Zimmerman was treated at the scene by paramedics, then cuffed and driven in a police cruiser to the Sanford police station. He was questioned for hours and later released. In police surveillance video obtained last month by ABC News, Zimmerman’s wounds are not apparent, and there were no bandages on his head.
About that lossy version of the surveillance video. I think ABC isn’t being entirely honest about it. It’s not as much of a lock as the dishonest NBC edit of Zimmerman’s 911 call, but the fact is, the details apparent in the “enhanced” version are almost certainly visible in the master file of that video. The question is, did ABC obtain that master file or a lossy version of it? When either ABC or its source compressed that clip to post on the web, the clip lost some crucial detail. That’s part of the process of compression, but it’s not unavoidable anymore thanks to improvements that have been made in the compression process over the past couple of years. The loss of detail in ABC’s original clip could have been the result of an inexperienced web producer botching the job, or the file that ABC obtained from its Sanford police source may have already been compressed in a lossy way. Or of course ABC could have intentionally compressed it to lose some detail. The network centered its story about that clip on the lack of visible wounds, wounds which we now know were visible.

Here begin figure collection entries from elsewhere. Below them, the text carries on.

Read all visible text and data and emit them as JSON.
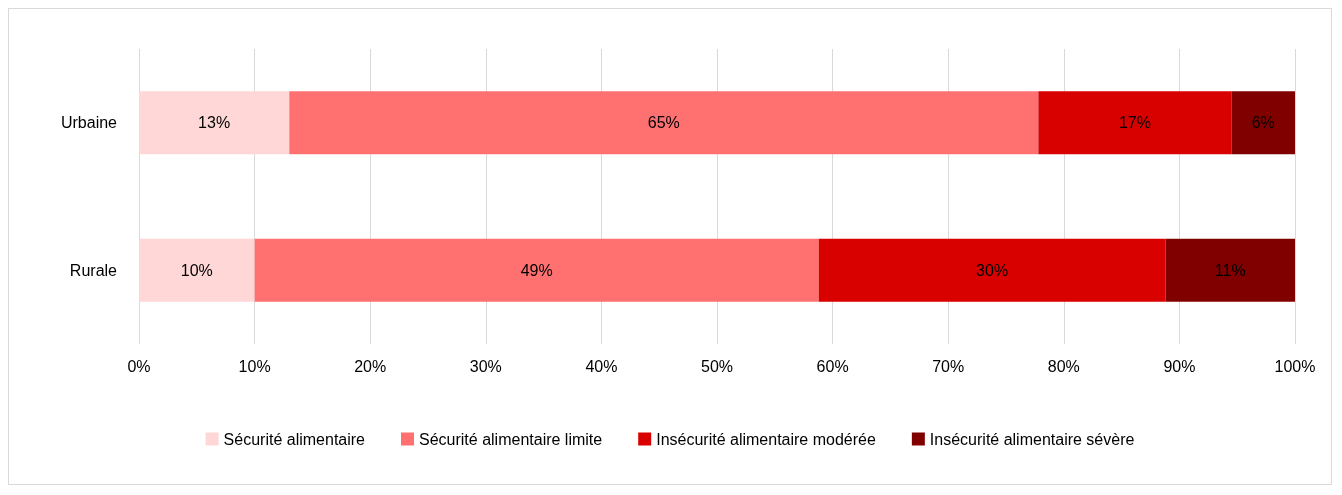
{
  "chart_data": {
    "type": "bar",
    "orientation": "horizontal",
    "stacked": true,
    "categories": [
      "Urbaine",
      "Rurale"
    ],
    "series": [
      {
        "name": "Sécurité alimentaire",
        "color": "#ffd7d7",
        "values": [
          13,
          10
        ],
        "value_labels": [
          "13%",
          "10%"
        ]
      },
      {
        "name": "Sécurité alimentaire limite",
        "color": "#ff7171",
        "values": [
          64.8,
          48.8
        ],
        "value_labels": [
          "65%",
          "49%"
        ]
      },
      {
        "name": "Insécurité alimentaire modérée",
        "color": "#d90000",
        "values": [
          16.7,
          30
        ],
        "value_labels": [
          "17%",
          "30%"
        ]
      },
      {
        "name": "Insécurité alimentaire sévère",
        "color": "#800000",
        "values": [
          5.5,
          11.2
        ],
        "value_labels": [
          "6%",
          "11%"
        ]
      }
    ],
    "xlim": [
      0,
      100
    ],
    "xticks": [
      {
        "value": 0,
        "label": "0%"
      },
      {
        "value": 10,
        "label": "10%"
      },
      {
        "value": 20,
        "label": "20%"
      },
      {
        "value": 30,
        "label": "30%"
      },
      {
        "value": 40,
        "label": "40%"
      },
      {
        "value": 50,
        "label": "50%"
      },
      {
        "value": 60,
        "label": "60%"
      },
      {
        "value": 70,
        "label": "70%"
      },
      {
        "value": 80,
        "label": "80%"
      },
      {
        "value": 90,
        "label": "90%"
      },
      {
        "value": 100,
        "label": "100%"
      }
    ],
    "grid": "x",
    "legend": "bottom"
  }
}
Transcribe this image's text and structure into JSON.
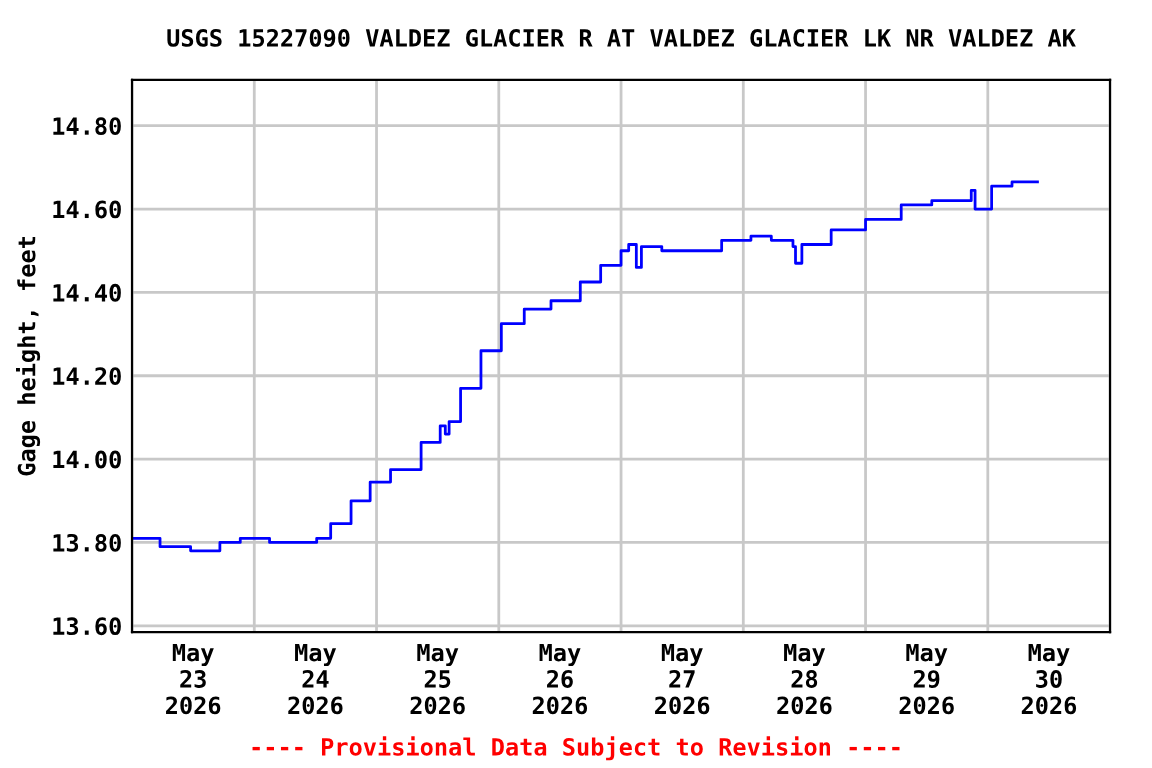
{
  "chart_data": {
    "type": "step",
    "title": "USGS 15227090 VALDEZ GLACIER R AT VALDEZ GLACIER LK NR VALDEZ AK",
    "ylabel": "Gage height, feet",
    "annotations": [
      "---- Provisional Data Subject to Revision ----"
    ],
    "x": [
      "2026-05-23T00:00",
      "2026-05-23T05:30",
      "2026-05-23T11:30",
      "2026-05-23T17:15",
      "2026-05-23T21:15",
      "2026-05-24T00:00",
      "2026-05-24T03:00",
      "2026-05-24T09:00",
      "2026-05-24T12:15",
      "2026-05-24T15:00",
      "2026-05-24T19:00",
      "2026-05-24T22:45",
      "2026-05-25T02:45",
      "2026-05-25T08:45",
      "2026-05-25T12:30",
      "2026-05-25T13:30",
      "2026-05-25T14:15",
      "2026-05-25T16:30",
      "2026-05-25T20:30",
      "2026-05-26T00:30",
      "2026-05-26T05:00",
      "2026-05-26T10:15",
      "2026-05-26T16:00",
      "2026-05-26T20:00",
      "2026-05-27T00:00",
      "2026-05-27T01:30",
      "2026-05-27T03:00",
      "2026-05-27T04:00",
      "2026-05-27T08:00",
      "2026-05-27T13:45",
      "2026-05-27T19:45",
      "2026-05-28T01:30",
      "2026-05-28T05:30",
      "2026-05-28T09:45",
      "2026-05-28T10:15",
      "2026-05-28T11:30",
      "2026-05-28T17:15",
      "2026-05-29T00:00",
      "2026-05-29T07:00",
      "2026-05-29T13:00",
      "2026-05-29T20:45",
      "2026-05-29T21:30",
      "2026-05-30T00:45",
      "2026-05-30T04:45",
      "2026-05-30T09:45"
    ],
    "series": [
      {
        "color": "#0000ff",
        "values": [
          13.81,
          13.79,
          13.78,
          13.8,
          13.81,
          13.81,
          13.8,
          13.8,
          13.81,
          13.845,
          13.9,
          13.945,
          13.975,
          14.04,
          14.08,
          14.06,
          14.09,
          14.17,
          14.26,
          14.325,
          14.36,
          14.38,
          14.425,
          14.465,
          14.5,
          14.515,
          14.46,
          14.51,
          14.5,
          14.5,
          14.525,
          14.535,
          14.525,
          14.51,
          14.47,
          14.515,
          14.55,
          14.575,
          14.61,
          14.62,
          14.645,
          14.6,
          14.655,
          14.665,
          14.665
        ]
      }
    ],
    "xlim": [
      "2026-05-23T00:00",
      "2026-05-31T00:00"
    ],
    "xticks": [
      {
        "value": "2026-05-23T00:00",
        "label": null
      },
      {
        "value": "2026-05-23T12:00",
        "label": "May\n23\n2026"
      },
      {
        "value": "2026-05-24T00:00",
        "label": null
      },
      {
        "value": "2026-05-24T12:00",
        "label": "May\n24\n2026"
      },
      {
        "value": "2026-05-25T00:00",
        "label": null
      },
      {
        "value": "2026-05-25T12:00",
        "label": "May\n25\n2026"
      },
      {
        "value": "2026-05-26T00:00",
        "label": null
      },
      {
        "value": "2026-05-26T12:00",
        "label": "May\n26\n2026"
      },
      {
        "value": "2026-05-27T00:00",
        "label": null
      },
      {
        "value": "2026-05-27T12:00",
        "label": "May\n27\n2026"
      },
      {
        "value": "2026-05-28T00:00",
        "label": null
      },
      {
        "value": "2026-05-28T12:00",
        "label": "May\n28\n2026"
      },
      {
        "value": "2026-05-29T00:00",
        "label": null
      },
      {
        "value": "2026-05-29T12:00",
        "label": "May\n29\n2026"
      },
      {
        "value": "2026-05-30T00:00",
        "label": null
      },
      {
        "value": "2026-05-30T12:00",
        "label": "May\n30\n2026"
      },
      {
        "value": "2026-05-31T00:00",
        "label": null
      }
    ],
    "ylim": [
      13.585,
      14.91
    ],
    "yticks": [
      {
        "value": 13.6,
        "label": "13.60"
      },
      {
        "value": 13.8,
        "label": "13.80"
      },
      {
        "value": 14.0,
        "label": "14.00"
      },
      {
        "value": 14.2,
        "label": "14.20"
      },
      {
        "value": 14.4,
        "label": "14.40"
      },
      {
        "value": 14.6,
        "label": "14.60"
      },
      {
        "value": 14.8,
        "label": "14.80"
      }
    ],
    "grid": true
  }
}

So someone at some point in the process of ABC obtaining and posting that video handled it in a less than honest manner.
Whatever was the case then, there’s no excuse now for ABC to include this sentence in its story about the new Zimmerman photo (linked here, and warning: It’s graphic):
In police surveillance video obtained last month by ABC News, Zimmerman’s wounds are not apparent, and there were no bandages on his head.
Fact-check yourself, ABC. The part about Zimmerman’s wounds not being apparent in that video is no longer operative.